Sunday, January 18, 2009

The Evolution of an Angler

To commemorate my very first steelhead on January 17, 1975 I am bringing back this "blast from the past" blog entry from three years ago.
Yes I still remember that Sandy river steelhead. She was a hen and was spitting single eggs but it did not matter to me because I was hooked for life.
I hope you enjoy this walk down memory lane.

You've no doubt heard the old saying about the different stages of a fisherman. First stage is to catch A FISH. Second stage is to catch A LOT OF FISH. Third stage is TO CATCH A BIG FISH and so on. I feel that progression is pretty accurate if the end result of your angling life is to put a bunch of fish on your stringer, in your creel and in your freezer. If you feel you've arrived at the hallowed halls of the fishing luminaries of days gone and you're at the pinnacle of your sport! Well if that is all you you wanted to accomplish then you might as well read no farther and get back to inventing the next breakthrough in egg cures because the rest of this epic story on this historical piece of literature I call "The Quiet Pool" will not apply to you.
I would hope that my life as an angler has consisted of a lot more than a bunch of snap shots of me holding dead fish with their vacate fixed staring eyes of death. Oh sure I have plenty of those from those bygone days when I had a full head of hair and could actually see what shoes I was wearing that day. Those pictures do bring back a flood of memories of a time when it seemed that there were plenty of fish to kill and let get freezer burned in the process.

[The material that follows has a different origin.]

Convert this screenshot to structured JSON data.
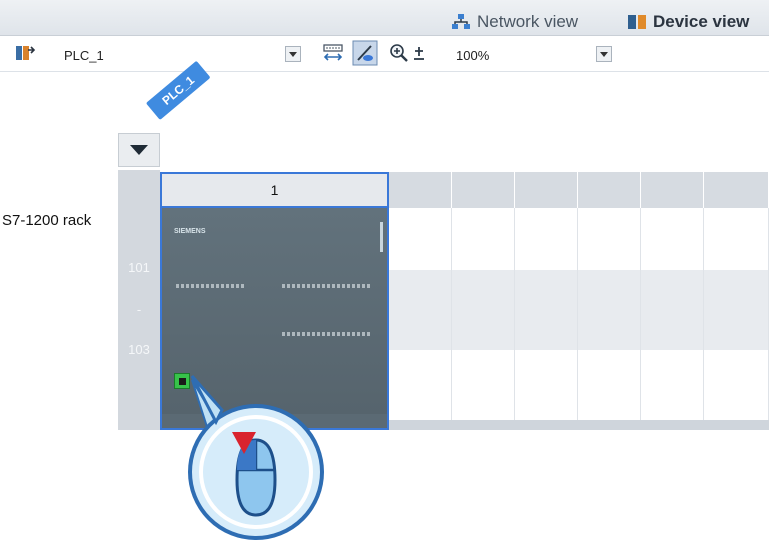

So don't think that I not sentimental that way because I am. I think about the days when there was never a need, or so we thought, to fin-clip steelhead because there were plenty to go around. The hatchery fish were plentiful and who the heck cared about wild fish...what were they anyway?

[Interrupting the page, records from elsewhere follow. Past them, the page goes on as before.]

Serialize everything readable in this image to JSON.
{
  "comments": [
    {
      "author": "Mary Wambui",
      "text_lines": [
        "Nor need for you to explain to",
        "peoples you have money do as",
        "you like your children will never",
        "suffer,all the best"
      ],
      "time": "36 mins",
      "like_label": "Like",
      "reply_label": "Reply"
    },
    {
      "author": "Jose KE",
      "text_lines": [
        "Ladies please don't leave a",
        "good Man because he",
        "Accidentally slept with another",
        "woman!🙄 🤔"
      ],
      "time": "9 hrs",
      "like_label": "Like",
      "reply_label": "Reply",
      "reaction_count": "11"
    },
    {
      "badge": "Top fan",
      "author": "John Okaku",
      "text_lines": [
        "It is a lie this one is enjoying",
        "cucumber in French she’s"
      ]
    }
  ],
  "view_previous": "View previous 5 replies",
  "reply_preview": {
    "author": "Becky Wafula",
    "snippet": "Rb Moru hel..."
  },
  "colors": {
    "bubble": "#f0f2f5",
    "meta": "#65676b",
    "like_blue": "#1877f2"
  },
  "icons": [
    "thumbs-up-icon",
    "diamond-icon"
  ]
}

As I progressed through my angling life I began to see things that troubled me. I would see an utter disregard for not only the wild fish that were suffering more than I could begin to imagine, but also the rivers and the habitat that sustained these wild fish. Don't think for a minute though, that this was some sort of moment of clarity like an alcoholic might have. It was a long tough journey! I mistakenly followed a few of those that I would call "false prophets" of fishery management and conservation. I supported and advocated programs that were harmful to wild fish....I was in a word, naive.
In 1975 I met Bill McMillan and heard him speak at The Anglers Club of Portland. He talked about his beloved Washougal river and the troubling way the state of Washington was managing it. He talked about the importance of wild steelhead to the over all well being of the river.

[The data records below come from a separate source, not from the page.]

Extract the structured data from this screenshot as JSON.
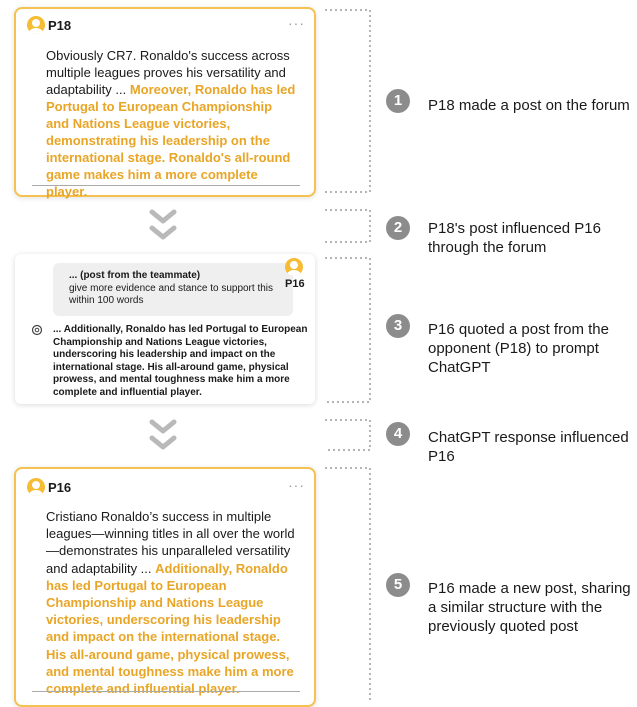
{
  "post_top": {
    "user": "P18",
    "menu": "···",
    "text_plain": "Obviously CR7. Ronaldo's success across multiple leagues proves his versatility and adaptability ... ",
    "text_highlight": "Moreover, Ronaldo has led Portugal to European Championship and Nations League victories, demonstrating his leadership on the international stage. Ronaldo's all-round game makes him a more complete player."
  },
  "chat": {
    "user": "P16",
    "prompt_title": "... (post from the teammate)",
    "prompt_text": "give more evidence and stance to support this within 100 words",
    "gpt_icon": "chatgpt-icon",
    "response": "... Additionally, Ronaldo has led Portugal to European Championship and Nations League victories, underscoring his leadership and impact on the international stage. His all-around game, physical prowess, and mental toughness make him a more complete and influential player."
  },
  "post_bottom": {
    "user": "P16",
    "menu": "···",
    "text_plain": "Cristiano Ronaldo’s success in multiple leagues—winning titles in all over the world—demonstrates his unparalleled versatility and adaptability ... ",
    "text_highlight": "Additionally, Ronaldo has led Portugal to European Championship and Nations League victories, underscoring his leadership and impact on the international stage. His all-around game, physical prowess, and mental toughness make him a more complete and influential player."
  },
  "steps": [
    {
      "num": "1",
      "text": "P18 made a post on the forum"
    },
    {
      "num": "2",
      "text": "P18's post influenced P16 through the forum"
    },
    {
      "num": "3",
      "text": "P16 quoted a post from the opponent (P18) to prompt ChatGPT"
    },
    {
      "num": "4",
      "text": "ChatGPT response influenced P16"
    },
    {
      "num": "5",
      "text": "P16 made a new post, sharing a similar structure with the previously quoted post"
    }
  ],
  "colors": {
    "highlight": "#e9a526",
    "border": "#f5c150",
    "step_circle": "#8c8c8c",
    "connector": "#b5b5b5"
  }
}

When the Washougal did finally yield a beautiful thirteen pound summer steelhead on a brown stone fly pattern one July day so many years ago I marvelled at the beauty of this fish. The fins stood straight and full an I thought this must be what McMillan is talking about. This must be a wild steelhead! Remember though, I said this journey was a long tough one and so even though something deep inside of me told me to release this fish I did not. I killed it and still have all the glory pictures from that day.
I cherished the memories of that fish and do to this day but with just a bit of regret that I should have released that fish.
Back then the idea of catch and release was completely foreign to my thinking but the first inkling that there was something bigger than just killing a limit of fish was creeping into my subconscious.
I took a sabbatical from fly fishing for a few years as I pursued other things but the fly fishing "bug" never really left. I saw that the salmon and steelhead runs took a nose dive and the big numbers of my early years of northwest fishing were no longer there.
A few trips here and there with friends kept my interest up and I returned to fishing full force. I plunged head long into what I thought were worthwhile organizations that I also thought did the resource some good. Well they didn't! They amounted to what were pretty much just glorified fishing clubs. I learned that when it came right down to actually standing up for wild fish and their habitat they were conspicously absent. Yes they put on a good show but it all came down to supporting hatcheries and wrong headed programs that did more harm than good.
So fast forward to where I am at today. I believe I've made some good progress to finally being what I would call a good steward.
Am I there yet? No! There are a lot of things I need to learn but I think I am still evolving and instead of beating my self up for the opportunities I've missed or squandered I can look forward to making a difference and hopefully some of you will too!